There has been a bit of a discussion of this in the ASI update 3 thread, but it looks interesting enough for a separate blog post.
In the past three days the fast ice in the region between the New Siberian Islands and the Lena Delta has started to take on a blue colour (see below). I noticed a slight difference between this year's LANCE-MODIS images and last year's, which seem to be brighter, but this definitely looks blue.
What could be causing it? Someone suggested it's melt ponding, or river dicharge from the Lena, which unfroze a while back (video). It could also be caused by the way light is refracted by the surface, absorbing green and red, reflecting blue. Or perhaps something in the atmosphere. As the small image on the top shows it is also picked up on sea ice concentration maps.
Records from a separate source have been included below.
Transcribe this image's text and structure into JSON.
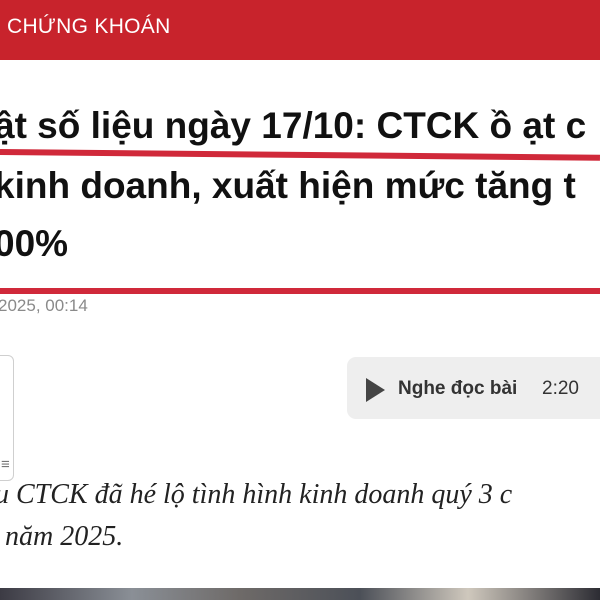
{
  "header": {
    "category": "CHỨNG KHOÁN"
  },
  "article": {
    "headline_lines": [
      "ật số liệu ngày 17/10: CTCK ồ ạt c",
      "kinh doanh, xuất hiện mức tăng t",
      "00%"
    ],
    "date_time": "2025, 00:14",
    "side_icon": "bookmark-icon",
    "lead_lines": [
      "u CTCK đã hé lộ tình hình kinh doanh quý 3 c",
      "năm 2025."
    ]
  },
  "listen": {
    "label": "Nghe đọc bài",
    "duration": "2:20",
    "icon": "play-icon"
  },
  "colors": {
    "brand_red": "#c8232c",
    "highlight_red": "#d0293a",
    "listen_bg": "#eeeeee"
  }
}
It's something in the ice, the atmosphere or the satellite sensor.
Either way, there must be something going on there, as it's very warm in the Siberian coastal settlement of Tiksi (red spot in the image), where the May record of 16.1 °C in 1954 was smashed today by at least 5 °C (edit: make that 3 °C, I didn't know there were two weather stations in Tiksi). And it's been anomalously warm there for over a week now according to the Russian Pogoda i Klimat website.
Last year I made an animation of this region: New Siberian Islands. The fast ice started to break up there towards the end of June. One would expect it to happen sooner this year.